Load uncertainty for university campus

Victor Zavala, a PI in the DOE-funded MACSER project and the Baldovin-DaPra associate professor at the University of Wisconsin-Madison, will present a two-day course on stochastic programming in Madison on Dec.5–6.

The course, titled “Stochastic Programming: Formulations, Algorithms, and Applications,” is designed to bring together graduate students, researchers, and practitioners from academia and industry to learn how to formulate, analyze, and solve stochastic programming problems.

“Real-world problems almost always involve some unknown data. Stochastic programming is a way to mathematically model these large-scale optimization problems. It has applications in a wide range of areas – from energy systems to manufacturing – where some of the data is random,”  said Zavala.

The course begins with an introduction to probability and optimization concepts and covers different problem classes including risk measures, probabilistic constraints, stochastic dominance, and uncertainty quantification.

The second part of the course focuses on algorithmic advances for handling stochastic problems on modern architectures.

In the third part of the course, the discussion turns to implementation. “Stochastic programming on high-performance computing platforms raises challenging issues in parallelism and scalability,” Zavala said. “We address these issues and give numerical examples of solver tools implemented in various programming languages such as Julia.”

To demonstrate the scope of the concepts and tools, Zavala also discusses real applications. Stochastic programming techniques are critical for decision-makers, particularly those involved in energy and environmental management, such as resource planning for the power grid.
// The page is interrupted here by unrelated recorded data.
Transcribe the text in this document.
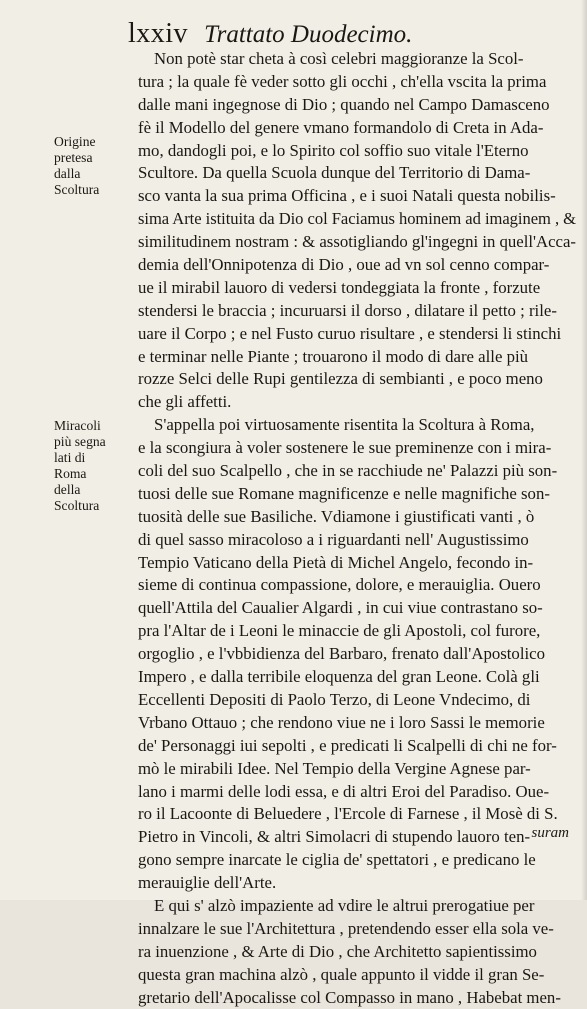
lxxiv Trattato Duodecimo.
Origine
pretesa
dalla
Scoltura
Miracoli
più segna
lati di
Roma
della
Scoltura
Non potè star cheta à così celebri maggioranze la Scol-
tura ; la quale fè veder sotto gli occhi , ch'ella vscita la prima
dalle mani ingegnose di Dio ; quando nel Campo Damasceno
fè il Modello del genere vmano formandolo di Creta in Ada-
mo, dandogli poi, e lo Spirito col soffio suo vitale l'Eterno
Scultore. Da quella Scuola dunque del Territorio di Dama-
sco vanta la sua prima Officina , e i suoi Natali questa nobilis-
sima Arte istituita da Dio col Faciamus hominem ad imaginem , &
similitudinem nostram : & assotigliando gl'ingegni in quell'Acca-
demia dell'Onnipotenza di Dio , oue ad vn sol cenno compar-
ue il mirabil lauoro di vedersi tondeggiata la fronte , forzute
stendersi le braccia ; incuruarsi il dorso , dilatare il petto ; rile-
uare il Corpo ; e nel Fusto curuo risultare , e stendersi li stinchi
e terminar nelle Piante ; trouarono il modo di dare alle più
rozze Selci delle Rupi gentilezza di sembianti , e poco meno
che gli affetti.
S'appella poi virtuosamente risentita la Scoltura à Roma,
e la scongiura à voler sostenere le sue preminenze con i mira-
coli del suo Scalpello , che in se racchiude ne' Palazzi più son-
tuosi delle sue Romane magnificenze e nelle magnifiche son-
tuosità delle sue Basiliche. Vdiamone i giustificati vanti , ò
di quel sasso miracoloso a i riguardanti nell' Augustissimo
Tempio Vaticano della Pietà di Michel Angelo, fecondo in-
sieme di continua compassione, dolore, e merauiglia. Ouero
quell'Attila del Caualier Algardi , in cui viue contrastano so-
pra l'Altar de i Leoni le minaccie de gli Apostoli, col furore,
orgoglio , e l'vbbidienza del Barbaro, frenato dall'Apostolico
Impero , e dalla terribile eloquenza del gran Leone. Colà gli
Eccellenti Depositi di Paolo Terzo, di Leone Vndecimo, di
Vrbano Ottauo ; che rendono viue ne i loro Sassi le memorie
de' Personaggi iui sepolti , e predicati li Scalpelli di chi ne for-
mò le mirabili Idee. Nel Tempio della Vergine Agnese par-
lano i marmi delle lodi essa, e di altri Eroi del Paradiso. Oue-
ro il Lacoonte di Beluedere , l'Ercole di Farnese , il Mosè di S.
Pietro in Vincoli, & altri Simolacri di stupendo lauoro ten-
gono sempre inarcate le ciglia de' spettatori , e predicano le
merauiglie dell'Arte.
E qui s' alzò impaziente ad vdire le altrui prerogatiue per
innalzare le sue l'Architettura , pretendendo esser ella sola ve-
ra inuenzione , & Arte di Dio , che Architetto sapientissimo
questa gran machina alzò , quale appunto il vidde il gran Se-
gretario dell'Apocalisse col Compasso in mano , Habebat men-
suram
“Members of MACSER may find this course a way to quickly become familiarized with this rapidly growing field,” said Mihai Anitescu, a senior computational mathematician in the Mathematics and Computer Science Division at Argonne National Laboratory and head of the MACSER project. “Stochastic programming is a key mathematical aspect of MACSER’s multifaceted mathematics research related to the grand challenges of design, planning, and operation of complex energy systems.”